Desde Sorocabana
He aquí a lo que he venido: se trata de una entrevista con el intendente de Sorocabana, que expone opiniones pero, sobre todo, expone proyectos. Por eso estamos todos aquí en silencio, sentados, concentrados, porque ha llegado la hora de escuchar al intendente de Sorocabana.
Quizás los proyectos que él expone lleguen intactos y conformados desde un pasado venturoso donde apenas fueron vanas ocurrencias, y tal vez se haya decidido exponerlos a causa de un intenso ventilado al sol de los gratos años vencidos. Pero hay que estar aquí escuchándolo para ver en su entera dimensión las ideas del que habla, aún incluso, cuando vengan desde Sorocabana, tierra de sol y café.
Yo no diría lo mismo que él, magno intendente de Sorocabana, dice, no sería capaz, pero él, que se define como un hombre “panamericano”, que dice haber vivido en Toronto, en Tegucigalpa, en Texcoco, en las secas y rocosas sombras de Chuquicamata, a orillas del Paraná fragante, en el Uritorco, en Santa Ana del Yacuma, no es por eso que se llama a sí mismo panamericano, no es por su hondo conocimiento del Horco Molle, no por haber caminado desde Calacoto hasta Kantutani, desde Sopocachi hasta San Pedro Alto, por haber recorrido innúmeras veces el camino desde Babahoyo hasta Ventanas pasando por Vinces, ni siquiera se dice panamericano por haber ido desde Los Ángeles hasta Tijuana haciendo autostop, o caminando desde Escondido hasta Puerto Ángel, no, y tampoco piense el lector que la autodenominación le llega por haber sobrevivido a la fiebre amarilla, al dengue, al paludismo amazónico, al mal de Chagas, a la picadura de serpiente y al consecuente suero del instituto Butantán, no es por haber sobrellevado las fiebres de paludismo ni por haber sobrevivido a la mordedura del Candirú, que se mete por el extremo abierto y recorre el tracto urinario hasta encontrar un lugar placentero donde anidar y allí, ya ha crecido cuando empiezan los dolores que empeoran y la verga se te inflama y no es por para gozar, no, y el candirú anida, definitivamente, no.

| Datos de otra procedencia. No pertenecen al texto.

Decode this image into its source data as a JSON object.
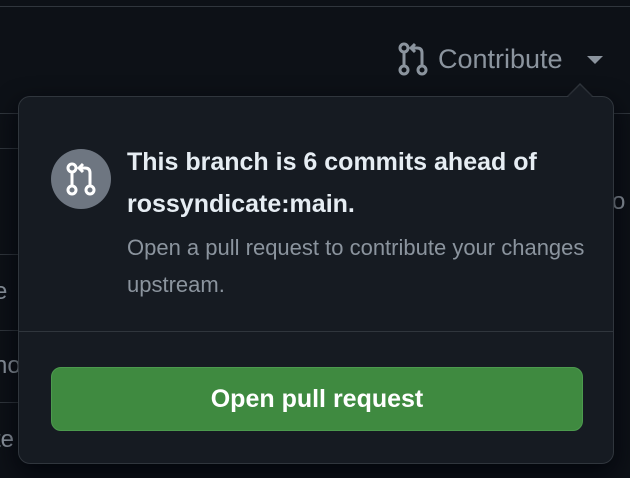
{
  "contribute": {
    "label": "Contribute",
    "icon": "git-pull-request-icon",
    "caret_icon": "chevron-down-icon"
  },
  "popover": {
    "icon": "git-pull-request-icon",
    "heading": "This branch is 6 commits ahead of rossyndicate:main.",
    "description": "Open a pull request to contribute your changes upstream.",
    "button_label": "Open pull request",
    "colors": {
      "background": "#161b22",
      "button": "#3f8a40",
      "icon_circle": "#6e7681"
    }
  },
  "background_fragments": {
    "left": [
      "e",
      "no",
      "te"
    ],
    "right": "o"
  }
}
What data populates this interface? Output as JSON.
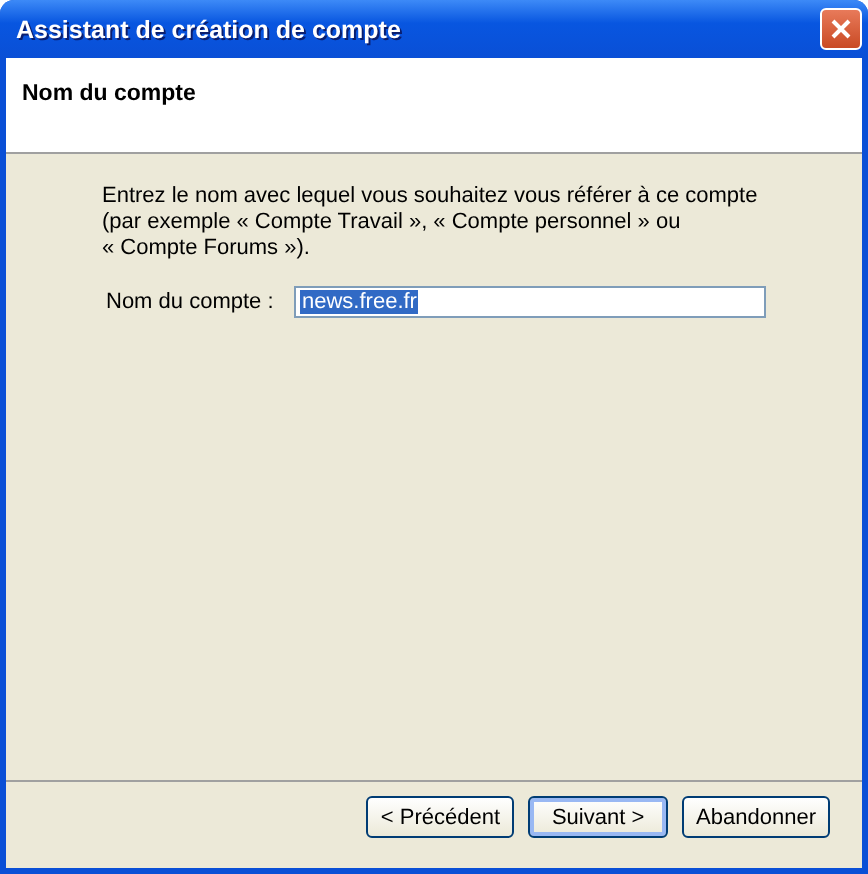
{
  "window": {
    "title": "Assistant de création de compte"
  },
  "header": {
    "title": "Nom du compte"
  },
  "description": [
    "Entrez le nom avec lequel vous souhaitez vous référer à ce compte",
    "(par exemple « Compte Travail », « Compte personnel » ou",
    "« Compte Forums »)."
  ],
  "account_name": {
    "label": "Nom du compte :",
    "value": "news.free.fr",
    "text_selected": true
  },
  "buttons": [
    {
      "label": "< Précédent",
      "default": false
    },
    {
      "label": "Suivant >",
      "default": true
    },
    {
      "label": "Abandonner",
      "default": false
    }
  ]
}
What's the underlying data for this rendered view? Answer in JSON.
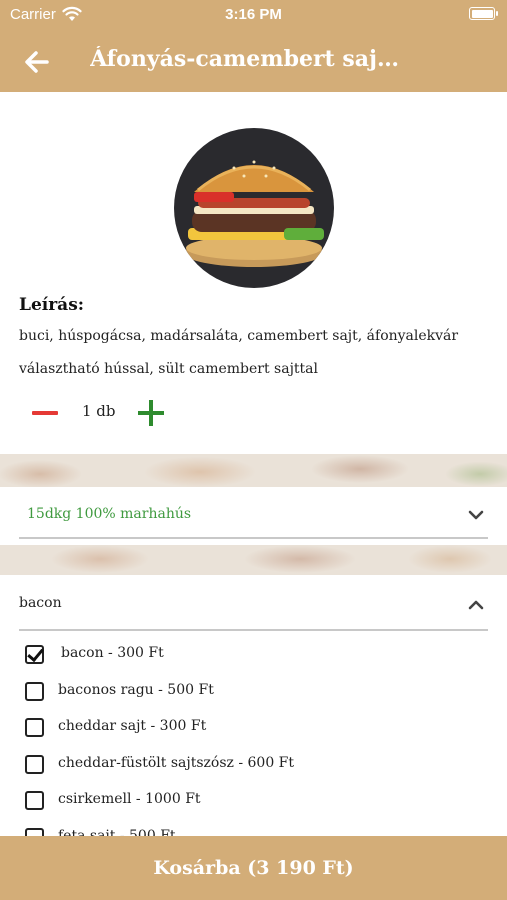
{
  "status": {
    "carrier": "Carrier",
    "time": "3:16 PM"
  },
  "nav": {
    "title": "Áfonyás-camembert saj…",
    "back_icon": "back-arrow-icon"
  },
  "product": {
    "description_heading": "Leírás:",
    "description_line1": "buci, húspogácsa, madársaláta, camembert sajt, áfonyalekvár",
    "description_line2": "választható hússal, sült camembert sajttal",
    "quantity": "1 db"
  },
  "meat_select": {
    "selected": "15dkg 100% marhahús"
  },
  "extras": {
    "title": "bacon",
    "options": [
      {
        "label": "bacon - 300 Ft",
        "checked": true
      },
      {
        "label": "baconos ragu - 500 Ft",
        "checked": false
      },
      {
        "label": "cheddar sajt - 300 Ft",
        "checked": false
      },
      {
        "label": "cheddar-füstölt sajtszósz - 600 Ft",
        "checked": false
      },
      {
        "label": "csirkemell - 1000 Ft",
        "checked": false
      },
      {
        "label": "feta sajt - 500 Ft",
        "checked": false
      }
    ]
  },
  "cart_button": {
    "label": "Kosárba (3 190 Ft)"
  },
  "colors": {
    "brand": "#d3ad78",
    "accent_green": "#3f9a3f",
    "minus_red": "#e53935",
    "plus_green": "#2e8b2e"
  }
}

Tampoco es que haya sobrevivido a la lanza de la mantarraya, a la mordedura suave y sensual de la piraña colorada, al tarascón soberano del caimán negro, se dice panamericano, simple y sencillamente porque es lo que le ha permitido, año tras año, seguir siendo el intendente de Sorocabana, un lugar donde los viejos y aún fértiles cafetales, dan unos granos de calidad superior que al mundo entero, pero por sobre todo a la América entera, seducen.
Me preguntarán si no es que hay cacaoteros en Sorocabana y es cierto que los hay, pero uno se da cuenta de que está en un lugar donde hay cacaoteros porque primero ve las semillas secándose en la orilla del camino principal, y si bien eso pasa en Sorocabana, mejor sabe el intendente que los cacaoteros se encuentran en toda América porque si lo dejan hablar, al mismo intendente de Sorocabana, al hombre panamericano, él contará cómo, en Toronto, ciudad de nieve y romance, uno de sus vecinos cultivaba, con una devoción muy superior a la de aquellos que cultivan cañas de cannabis, un cacaotero cuyos frutos daban esas semillas increíbles que los panamericanos de Toronto secaban en la estufa a gas y si se le permite seguir hablando, el intendente de Sorocabana es capaz de volver a contar la historia del marido de Elvira Gómez Hilton, quien cultivaba unos cactus de frutos comestibles cuya semilla había conocido bien a causa de un desdichado percance de urgentes trastornos intestinales al cabo del cual, en un verano inusualmente caluroso tal vez a causa del cambio global, brotó el primero de los cactus salvajes de frutos comestibles que en el desierto de Sonora, sin embargo, son tanto buscados por nativos como por extranjeros.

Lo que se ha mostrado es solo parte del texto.